Shortly after the first polls closed on Election Night there were few surprises as a swirl of final polling projections seemed to cement an imminent victory for Hillary Clinton. Instagram, Twitter and Facebook were saturated by images of New York City’s Javits Convention Center — especially it’s glass ceiling — foretelling a victory party to celebrate the election of the first woman U.S. president.
It was baked in the cake. Clinton had a comfortable four-point lead and even some momentum after FBI Director James Comey had cleared her, again, of criminal wrongdoing in the private email server controversy. To nobody’s surprise early, Florida, North Carolina, New Hampshire, even Virginia, were too close to call.
Then the tremors came.

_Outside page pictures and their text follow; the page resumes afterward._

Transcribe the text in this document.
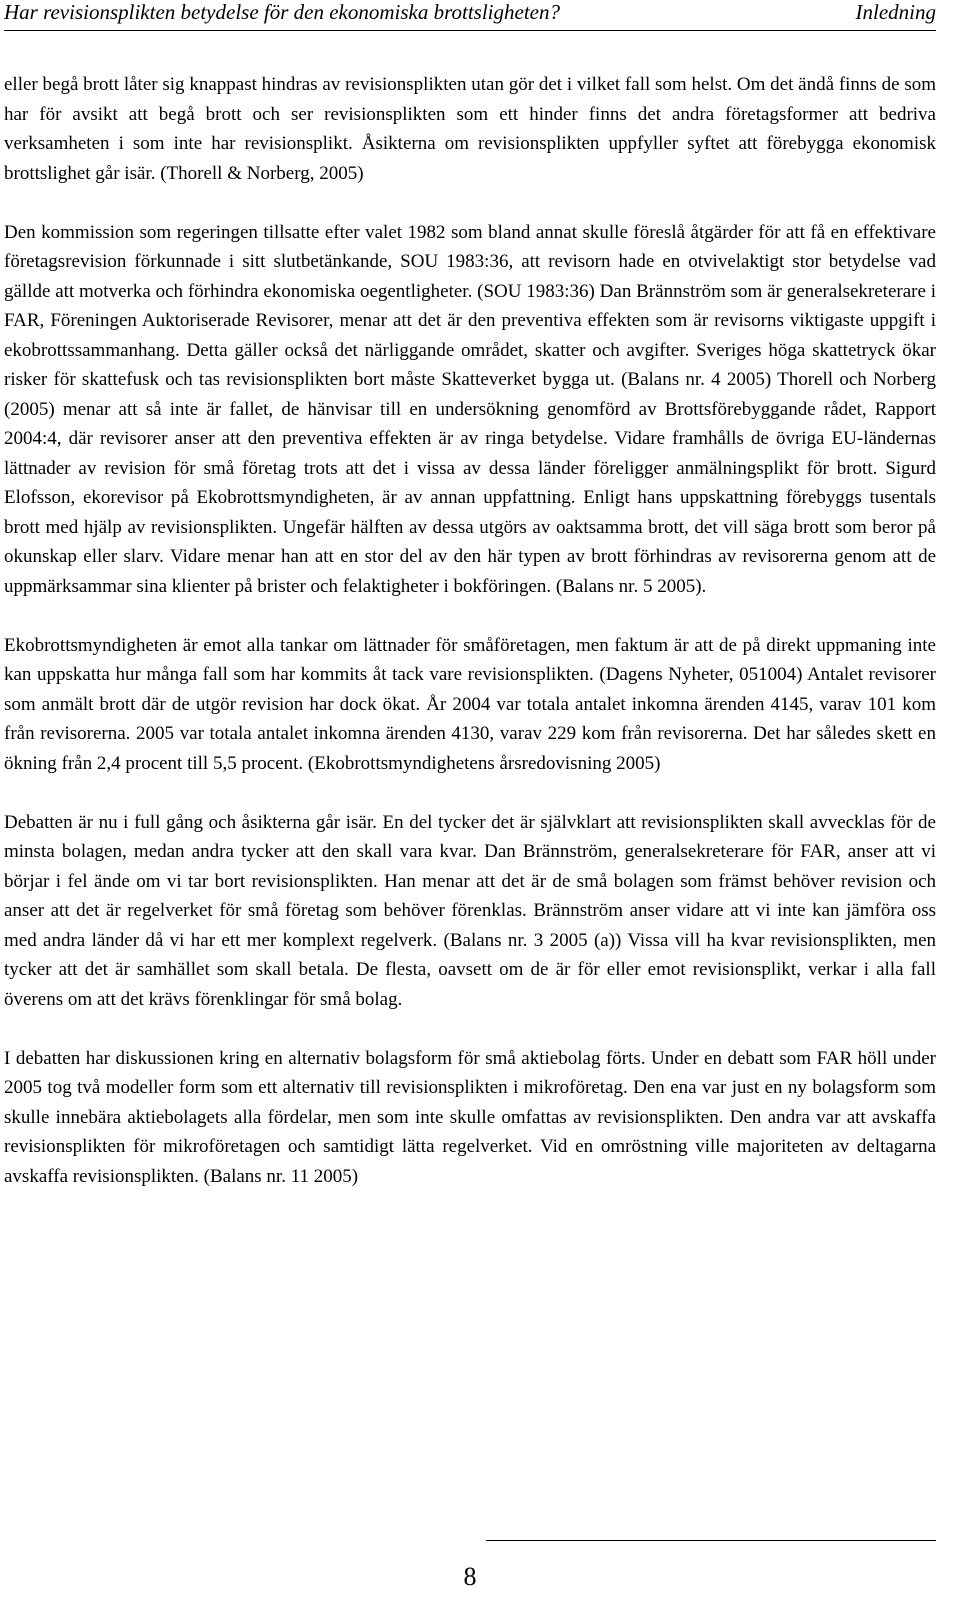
Har revisionsplikten betydelse för den ekonomiska brottsligheten?	Inledning

eller begå brott låter sig knappast hindras av revisionsplikten utan gör det i vilket fall som helst. Om det ändå finns de som har för avsikt att begå brott och ser revisionsplikten som ett hinder finns det andra företagsformer att bedriva verksamheten i som inte har revisionsplikt. Åsikterna om revisionsplikten uppfyller syftet att förebygga ekonomisk brottslighet går isär. (Thorell & Norberg, 2005)

Den kommission som regeringen tillsatte efter valet 1982 som bland annat skulle föreslå åtgärder för att få en effektivare företagsrevision förkunnade i sitt slutbetänkande, SOU 1983:36, att revisorn hade en otvivelaktigt stor betydelse vad gällde att motverka och förhindra ekonomiska oegentligheter. (SOU 1983:36) Dan Brännström som är generalsekreterare i FAR, Föreningen Auktoriserade Revisorer, menar att det är den preventiva effekten som är revisorns viktigaste uppgift i ekobrottssammanhang. Detta gäller också det närliggande området, skatter och avgifter. Sveriges höga skattetryck ökar risker för skattefusk och tas revisionsplikten bort måste Skatteverket bygga ut. (Balans nr. 4 2005) Thorell och Norberg (2005) menar att så inte är fallet, de hänvisar till en undersökning genomförd av Brottsförebyggande rådet, Rapport 2004:4, där revisorer anser att den preventiva effekten är av ringa betydelse. Vidare framhålls de övriga EU-ländernas lättnader av revision för små företag trots att det i vissa av dessa länder föreligger anmälningsplikt för brott. Sigurd Elofsson, ekorevisor på Ekobrottsmyndigheten, är av annan uppfattning. Enligt hans uppskattning förebyggs tusentals brott med hjälp av revisionsplikten. Ungefär hälften av dessa utgörs av oaktsamma brott, det vill säga brott som beror på okunskap eller slarv. Vidare menar han att en stor del av den här typen av brott förhindras av revisorerna genom att de uppmärksammar sina klienter på brister och felaktigheter i bokföringen. (Balans nr. 5 2005).

Ekobrottsmyndigheten är emot alla tankar om lättnader för småföretagen, men faktum är att de på direkt uppmaning inte kan uppskatta hur många fall som har kommits åt tack vare revisionsplikten. (Dagens Nyheter, 051004) Antalet revisorer som anmält brott där de utgör revision har dock ökat. År 2004 var totala antalet inkomna ärenden 4145, varav 101 kom från revisorerna. 2005 var totala antalet inkomna ärenden 4130, varav 229 kom från revisorerna. Det har således skett en ökning från 2,4 procent till 5,5 procent. (Ekobrottsmyndighetens årsredovisning 2005)

Debatten är nu i full gång och åsikterna går isär. En del tycker det är självklart att revisionsplikten skall avvecklas för de minsta bolagen, medan andra tycker att den skall vara kvar. Dan Brännström, generalsekreterare för FAR, anser att vi börjar i fel ände om vi tar bort revisionsplikten. Han menar att det är de små bolagen som främst behöver revision och anser att det är regelverket för små företag som behöver förenklas. Brännström anser vidare att vi inte kan jämföra oss med andra länder då vi har ett mer komplext regelverk. (Balans nr. 3 2005 (a)) Vissa vill ha kvar revisionsplikten, men tycker att det är samhället som skall betala. De flesta, oavsett om de är för eller emot revisionsplikt, verkar i alla fall överens om att det krävs förenklingar för små bolag.

I debatten har diskussionen kring en alternativ bolagsform för små aktiebolag förts. Under en debatt som FAR höll under 2005 tog två modeller form som ett alternativ till revisionsplikten i mikroföretag. Den ena var just en ny bolagsform som skulle innebära aktiebolagets alla fördelar, men som inte skulle omfattas av revisionsplikten. Den andra var att avskaffa revisionsplikten för mikroföretagen och samtidigt lätta regelverket. Vid en omröstning ville majoriteten av deltagarna avskaffa revisionsplikten. (Balans nr. 11 2005)

8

Twitter started to light and buzz like a sparkler with exit polling anecdotes suggesting unthinkable cracks in the Democrat’s vaunted “blue wall.” States certain to fall into Clinton’s column showed Trump leads. Florida fell, then North Carolina. Suddenly, Clinton trailed in Michigan, Wisconsin and Pennsylvania, three rust-belt bastions of blue that weren’t even considered battleground states.
Steady streams of tweets suggested the rumored hidden Trump vote seemed real. Politicos of all stripes posted evidence that Clinton’s women’s vote margin was lower-than-expected while the rural vote totals for Trump eclipsed expectations. References to an “American Brexit” rocked Twitter.
By the 11 p.m. news block, even as neither candidate seemed certain to reach 270 electoral votes, the self-flagellation started. The polling industry should be burned and rebuilt, Twitter barked. The political class, stuck in their New York and Washington bubbles, had underestimated the angst in Middle America. The media, despite around-the-clock coverage of the race for 18 months, had failed.
Famed pollsters like the New York Times’ Nate Cohn and 538′s Nate Silver breathlessly boosted Trump’s election chances in tweets — from 35 percent to 50 percent to 74 percent. Then it surpassed 90 and even the brief speculation of a 269-269 electoral tie was swept aside.
Ohio was called for Trump, then Wisconsin. And it was over. By the early morning hours of Wednesday, the political world’s collective shock turned into poignant moments from parents, who posted heartfelt messages to their young children on Instagram and Facebook. Many came from mothers, writing to their daughters, trying to contextualize Clinton’s loss as reassurance that they were nonetheless empowered and valued, respected and loved.
A similar theme went viral after CNN’s Van Jones described Trump’s upset win as a “whitelash,” noting parents would have difficulty explaining the result to their kids. Finally, Twitter users on both sides found a tool to come to terms with 2016′s exhausting election, using the hashtag #TheMorningAfter.
Not surprisingly, even that polarized as progressives included the hashtag as a call to action prompting conservatives to hijack it as a nail in the coffin. And 2020 is not even a full, four years away.